Hyperparameters for the convolutional resnet architecture.

Parameter | Type | Default |
---|---|---|

`num_blocks` | `Int` | - |

`num_filters` | `Int` | - |

`conv_kernel_size` | `Tuple{Int, Int}` | - |

`num_policy_head_filters` | `Int` | `2` |

`num_value_head_filters` | `Int` | `1` |

`batch_norm_momentum` | `Float32` | `0.6f0` |

The trunk of the two-head network consists of `num_blocks`

consecutive blocks. Each block features two convolutional layers with `num_filters`

filters and with kernel size `conv_kernel_size`

. Note that both kernel dimensions must be odd.

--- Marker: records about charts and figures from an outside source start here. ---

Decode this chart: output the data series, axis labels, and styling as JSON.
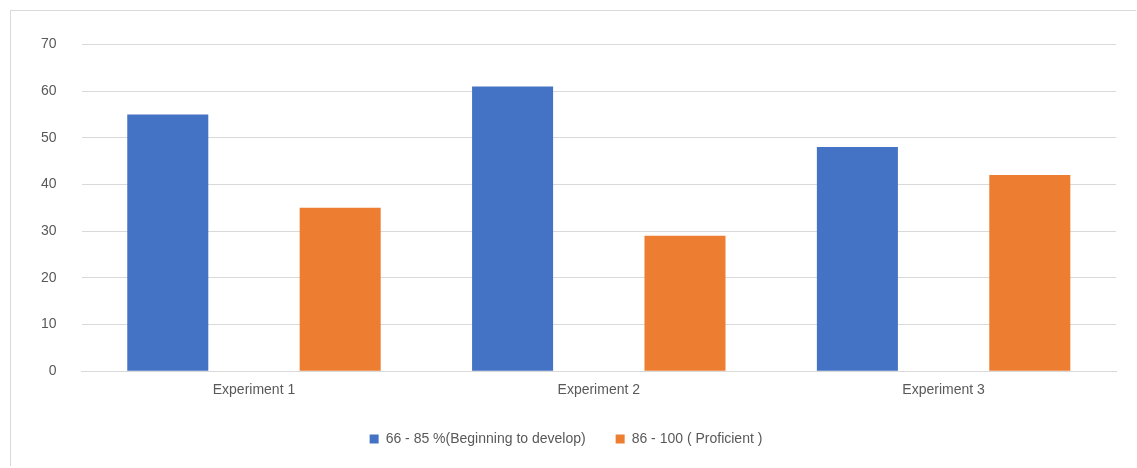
{
  "chart_data": {
    "type": "bar",
    "categories": [
      "Experiment 1",
      "Experiment 2",
      "Experiment 3"
    ],
    "series": [
      {
        "name": "66 - 85 %(Beginning to develop)",
        "color": "#4472c4",
        "values": [
          55,
          61,
          48
        ]
      },
      {
        "name": "86 - 100 ( Proficient )",
        "color": "#ed7d31",
        "values": [
          35,
          29,
          42
        ]
      }
    ],
    "ylim": [
      0,
      70
    ],
    "yticks": [
      0,
      10,
      20,
      30,
      40,
      50,
      60,
      70
    ],
    "grid": "y",
    "legend": "bottom"
  }
}
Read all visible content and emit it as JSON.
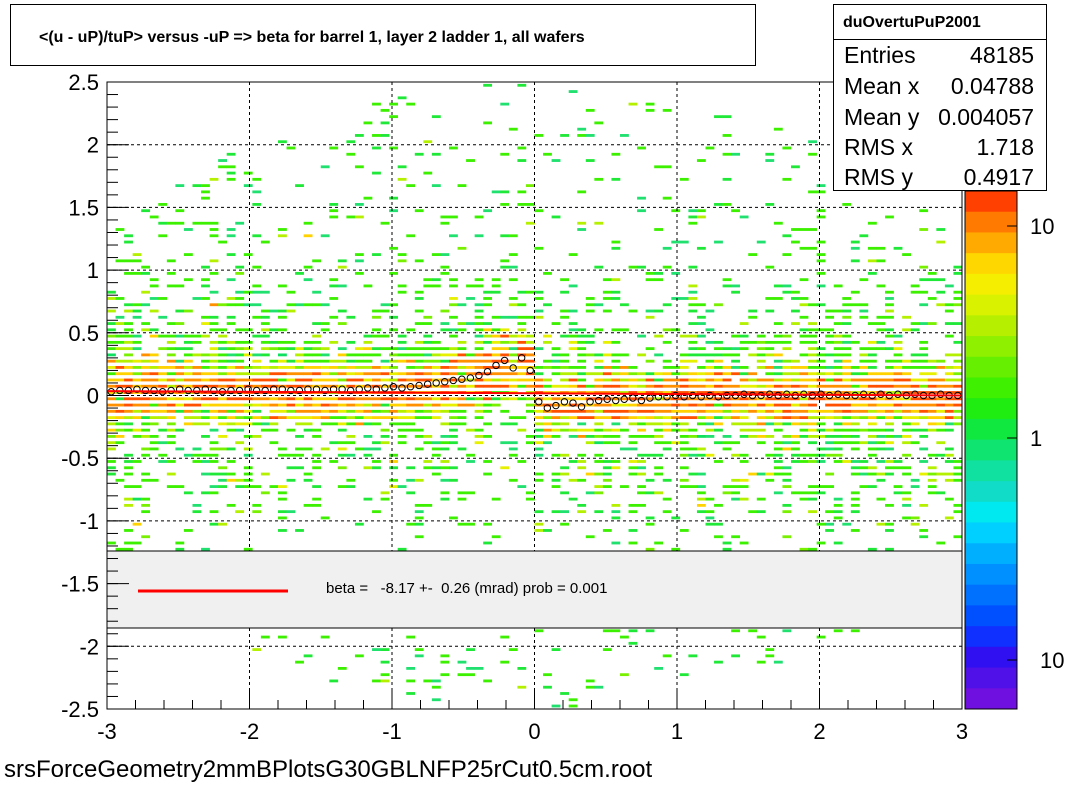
{
  "title": "<(u - uP)/tuP> versus  -uP => beta for barrel 1, layer 2 ladder 1, all wafers",
  "footer": "srsForceGeometry2mmBPlotsG30GBLNFP25rCut0.5cm.root",
  "stats": {
    "name": "duOvertuPuP2001",
    "rows": [
      {
        "label": "Entries",
        "value": "48185"
      },
      {
        "label": "Mean x",
        "value": "0.04788"
      },
      {
        "label": "Mean y",
        "value": "0.004057"
      },
      {
        "label": "RMS x",
        "value": "1.718"
      },
      {
        "label": "RMS y",
        "value": "0.4917"
      }
    ]
  },
  "fit_legend": {
    "text": "beta =   -8.17 +-  0.26 (mrad) prob = 0.001",
    "line_color": "#ff0000"
  },
  "colorbar": {
    "labels": [
      "10",
      "1",
      "10"
    ]
  },
  "chart_data": {
    "type": "heatmap",
    "title": "<(u - uP)/tuP> versus  -uP => beta for barrel 1, layer 2 ladder 1, all wafers",
    "xlim": [
      -3,
      3
    ],
    "ylim": [
      -2.5,
      2.5
    ],
    "x_ticks": [
      -3,
      -2,
      -1,
      0,
      1,
      2,
      3
    ],
    "y_ticks": [
      -2.5,
      -2,
      -1.5,
      -1,
      -0.5,
      0,
      0.5,
      1,
      1.5,
      2,
      2.5
    ],
    "grid": true,
    "profile_points": {
      "x": [
        -2.97,
        -2.91,
        -2.85,
        -2.79,
        -2.73,
        -2.67,
        -2.61,
        -2.55,
        -2.49,
        -2.43,
        -2.37,
        -2.31,
        -2.25,
        -2.19,
        -2.13,
        -2.07,
        -2.01,
        -1.95,
        -1.89,
        -1.83,
        -1.77,
        -1.71,
        -1.65,
        -1.59,
        -1.53,
        -1.47,
        -1.41,
        -1.35,
        -1.29,
        -1.23,
        -1.17,
        -1.11,
        -1.05,
        -0.99,
        -0.93,
        -0.87,
        -0.81,
        -0.75,
        -0.69,
        -0.63,
        -0.57,
        -0.51,
        -0.45,
        -0.39,
        -0.33,
        -0.27,
        -0.21,
        -0.15,
        -0.09,
        -0.03,
        0.03,
        0.09,
        0.15,
        0.21,
        0.27,
        0.33,
        0.39,
        0.45,
        0.51,
        0.57,
        0.63,
        0.69,
        0.75,
        0.81,
        0.87,
        0.93,
        0.99,
        1.05,
        1.11,
        1.17,
        1.23,
        1.29,
        1.35,
        1.41,
        1.47,
        1.53,
        1.59,
        1.65,
        1.71,
        1.77,
        1.83,
        1.89,
        1.95,
        2.01,
        2.07,
        2.13,
        2.19,
        2.25,
        2.31,
        2.37,
        2.43,
        2.49,
        2.55,
        2.61,
        2.67,
        2.73,
        2.79,
        2.85,
        2.91,
        2.97
      ],
      "y": [
        0.03,
        0.04,
        0.04,
        0.05,
        0.04,
        0.04,
        0.03,
        0.04,
        0.05,
        0.04,
        0.04,
        0.05,
        0.04,
        0.03,
        0.04,
        0.04,
        0.05,
        0.04,
        0.04,
        0.05,
        0.05,
        0.04,
        0.04,
        0.05,
        0.05,
        0.04,
        0.05,
        0.05,
        0.04,
        0.05,
        0.06,
        0.05,
        0.06,
        0.07,
        0.06,
        0.07,
        0.08,
        0.09,
        0.1,
        0.11,
        0.12,
        0.13,
        0.14,
        0.16,
        0.19,
        0.24,
        0.28,
        0.22,
        0.3,
        0.2,
        -0.05,
        -0.1,
        -0.08,
        -0.05,
        -0.06,
        -0.09,
        -0.05,
        -0.04,
        -0.03,
        -0.04,
        -0.03,
        -0.02,
        -0.04,
        -0.02,
        -0.01,
        -0.01,
        0.0,
        -0.01,
        0.0,
        -0.01,
        0.0,
        -0.01,
        0.0,
        0.0,
        0.01,
        0.0,
        0.0,
        0.01,
        0.0,
        0.01,
        0.0,
        0.01,
        0.0,
        0.01,
        0.0,
        0.01,
        0.0,
        0.0,
        0.01,
        0.0,
        0.01,
        0.0,
        0.01,
        0.0,
        0.01,
        0.0,
        0.0,
        0.01,
        0.0,
        0.0
      ]
    },
    "fit_line": {
      "x": [
        -3,
        3
      ],
      "y": [
        0.035,
        0.0
      ]
    }
  }
}
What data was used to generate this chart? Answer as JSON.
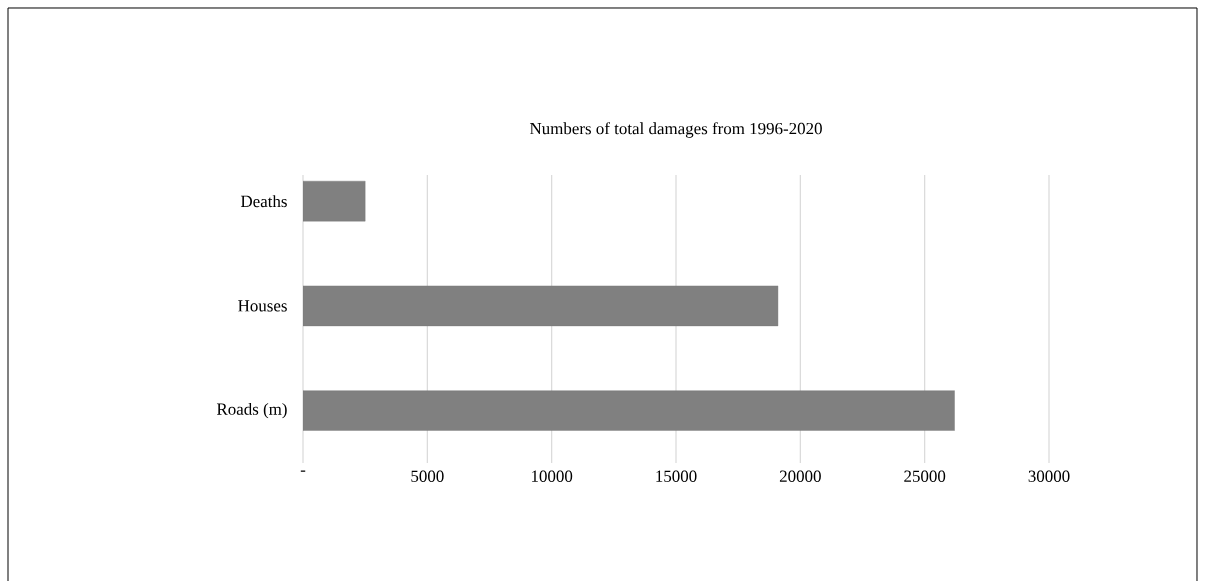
{
  "chart_data": {
    "type": "bar",
    "orientation": "horizontal",
    "title": "Numbers of total damages from 1996-2020",
    "categories": [
      "Deaths",
      "Houses",
      "Roads (m)"
    ],
    "values": [
      2500,
      19100,
      26200
    ],
    "color": "#808080",
    "xlim": [
      0,
      30000
    ],
    "xticks": [
      {
        "value": 0,
        "label": "-"
      },
      5000,
      10000,
      15000,
      20000,
      25000,
      30000
    ],
    "grid": "x"
  }
}
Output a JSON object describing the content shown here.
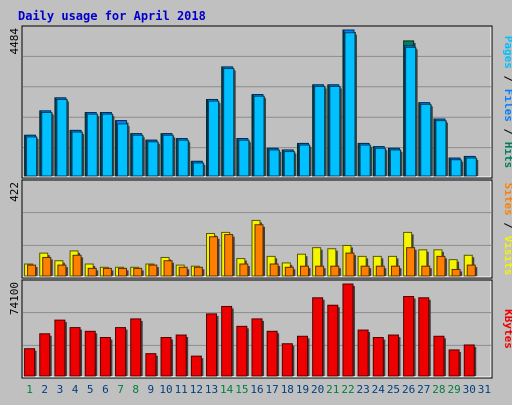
{
  "colors": {
    "background": "#c0c0c0",
    "plot_bg": "#c0c0c0",
    "grid": "#8c8c8c",
    "title": "#0000cc",
    "hits": "#00805c",
    "files": "#0080ff",
    "pages": "#00c0ff",
    "visits": "#f5f500",
    "sites": "#ff8000",
    "kbytes": "#ee0000",
    "weekday_tick": "#004080",
    "weekend_tick": "#008040"
  },
  "chart_data": {
    "type": "bar",
    "title": "Daily usage for April 2018",
    "x": [
      "1",
      "2",
      "3",
      "4",
      "5",
      "6",
      "7",
      "8",
      "9",
      "10",
      "11",
      "12",
      "13",
      "14",
      "15",
      "16",
      "17",
      "18",
      "19",
      "20",
      "21",
      "22",
      "23",
      "24",
      "25",
      "26",
      "27",
      "28",
      "29",
      "30",
      "31"
    ],
    "weekend_days": [
      "1",
      "7",
      "8",
      "14",
      "15",
      "21",
      "22",
      "28",
      "29"
    ],
    "panels": [
      {
        "id": "hits_files_pages",
        "ymax_label": "4484",
        "ylim": [
          0,
          4484
        ],
        "side_labels": [
          {
            "text": "Pages",
            "color_key": "pages"
          },
          {
            "text": "Files",
            "color_key": "files"
          },
          {
            "text": "Hits",
            "color_key": "hits"
          }
        ],
        "series": [
          {
            "name": "Hits",
            "color_key": "hits",
            "values": [
              1250,
              2000,
              2400,
              1400,
              1950,
              1950,
              1700,
              1300,
              1100,
              1300,
              1150,
              450,
              2350,
              3350,
              1150,
              2500,
              850,
              800,
              1000,
              2800,
              2800,
              4484,
              1000,
              900,
              850,
              4150,
              2250,
              1750,
              550,
              600,
              null
            ]
          },
          {
            "name": "Files",
            "color_key": "files",
            "values": [
              1250,
              2000,
              2400,
              1400,
              1950,
              1950,
              1700,
              1300,
              1100,
              1300,
              1150,
              450,
              2350,
              3350,
              1150,
              2500,
              850,
              800,
              1000,
              2800,
              2800,
              4484,
              1000,
              900,
              850,
              4000,
              2250,
              1750,
              550,
              600,
              null
            ]
          },
          {
            "name": "Pages",
            "color_key": "pages",
            "values": [
              1200,
              1950,
              2350,
              1350,
              1900,
              1900,
              1600,
              1250,
              1050,
              1250,
              1100,
              400,
              2300,
              3300,
              1100,
              2450,
              800,
              750,
              950,
              2750,
              2750,
              4400,
              950,
              850,
              800,
              3950,
              2200,
              1700,
              500,
              550,
              null
            ]
          }
        ]
      },
      {
        "id": "visits_sites",
        "ymax_label": "422",
        "ylim": [
          0,
          422
        ],
        "side_labels": [
          {
            "text": "Sites",
            "color_key": "sites"
          },
          {
            "text": "Visits",
            "color_key": "visits"
          }
        ],
        "series": [
          {
            "name": "Visits",
            "color_key": "visits",
            "values": [
              55,
              105,
              70,
              115,
              55,
              40,
              40,
              40,
              55,
              85,
              50,
              45,
              195,
              200,
              80,
              255,
              90,
              60,
              100,
              130,
              125,
              140,
              90,
              90,
              90,
              200,
              120,
              120,
              75,
              95,
              null
            ]
          },
          {
            "name": "Sites",
            "color_key": "sites",
            "values": [
              50,
              85,
              50,
              95,
              35,
              35,
              35,
              35,
              50,
              70,
              40,
              40,
              180,
              190,
              55,
              235,
              55,
              40,
              45,
              45,
              45,
              105,
              45,
              45,
              45,
              130,
              45,
              90,
              30,
              50,
              null
            ]
          }
        ]
      },
      {
        "id": "kbytes",
        "ymax_label": "74100",
        "ylim": [
          0,
          74100
        ],
        "side_labels": [
          {
            "text": "KBytes",
            "color_key": "kbytes"
          }
        ],
        "series": [
          {
            "name": "KBytes",
            "color_key": "kbytes",
            "values": [
              22000,
              34000,
              45000,
              39000,
              36000,
              31000,
              39000,
              46000,
              18000,
              31000,
              33000,
              16000,
              50000,
              56000,
              40000,
              46000,
              36000,
              26000,
              32000,
              63000,
              57000,
              74100,
              37000,
              31000,
              33000,
              64000,
              63000,
              32000,
              21000,
              25000,
              null
            ]
          }
        ]
      }
    ]
  }
}
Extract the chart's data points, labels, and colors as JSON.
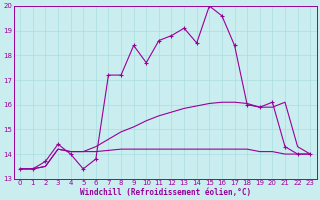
{
  "xlabel": "Windchill (Refroidissement éolien,°C)",
  "bg_color": "#caeef0",
  "grid_color": "#a8dde0",
  "line_color": "#990099",
  "xlim": [
    -0.5,
    23.5
  ],
  "ylim": [
    13,
    20
  ],
  "yticks": [
    13,
    14,
    15,
    16,
    17,
    18,
    19,
    20
  ],
  "xticks": [
    0,
    1,
    2,
    3,
    4,
    5,
    6,
    7,
    8,
    9,
    10,
    11,
    12,
    13,
    14,
    15,
    16,
    17,
    18,
    19,
    20,
    21,
    22,
    23
  ],
  "line1_x": [
    0,
    1,
    2,
    3,
    4,
    5,
    6,
    7,
    8,
    9,
    10,
    11,
    12,
    13,
    14,
    15,
    16,
    17,
    18,
    19,
    20,
    21,
    22,
    23
  ],
  "line1_y": [
    13.4,
    13.4,
    13.7,
    14.4,
    14.0,
    13.4,
    13.8,
    17.2,
    17.2,
    18.4,
    17.7,
    18.6,
    18.8,
    19.1,
    18.5,
    20.0,
    19.6,
    18.4,
    16.0,
    15.9,
    16.1,
    14.3,
    14.0,
    14.0
  ],
  "line2_x": [
    0,
    1,
    2,
    3,
    4,
    5,
    6,
    7,
    8,
    9,
    10,
    11,
    12,
    13,
    14,
    15,
    16,
    17,
    18,
    19,
    20,
    21,
    22,
    23
  ],
  "line2_y": [
    13.4,
    13.4,
    13.5,
    14.2,
    14.1,
    14.1,
    14.1,
    14.15,
    14.2,
    14.2,
    14.2,
    14.2,
    14.2,
    14.2,
    14.2,
    14.2,
    14.2,
    14.2,
    14.2,
    14.1,
    14.1,
    14.0,
    14.0,
    14.0
  ],
  "line3_x": [
    0,
    1,
    2,
    3,
    4,
    5,
    6,
    7,
    8,
    9,
    10,
    11,
    12,
    13,
    14,
    15,
    16,
    17,
    18,
    19,
    20,
    21,
    22,
    23
  ],
  "line3_y": [
    13.4,
    13.4,
    13.5,
    14.2,
    14.1,
    14.1,
    14.3,
    14.6,
    14.9,
    15.1,
    15.35,
    15.55,
    15.7,
    15.85,
    15.95,
    16.05,
    16.1,
    16.1,
    16.05,
    15.9,
    15.9,
    16.1,
    14.3,
    14.0
  ]
}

During training, the network is evaluated in training mode on the whole dataset to compute the loss before it is switched to test model, using big batches. Therefore, it makes sense to use a high batch norm momentum (put a lot of weight on the latest measurement).

**AlphaGo Zero Parameters**

The network in the original paper from Deepmind features 20 blocks with 256 filters per convolutional layer.

## Simple Network

`AlphaZero.FluxLib.SimpleNet`

— Type`SimpleNet <: TwoHeadNetwork`

A simple two-headed architecture with only dense layers.

`AlphaZero.FluxLib.SimpleNetHP`

— Type`SimpleNetHP`

Hyperparameters for the simplenet architecture.

Parameter | Description |
---|---|

`width :: Int` | Number of neurons on each dense layer |

`depth_common :: Int` | Number of dense layers in the trunk |

`depth_phead = 1` | Number of hidden layers in the actions head |

`depth_vhead = 1` | Number of hidden layers in the value head |

`use_batch_norm = false` | Use batch normalization between each layer |

`batch_norm_momentum = 0.6f0` | Momentum of batch norm statistics updates |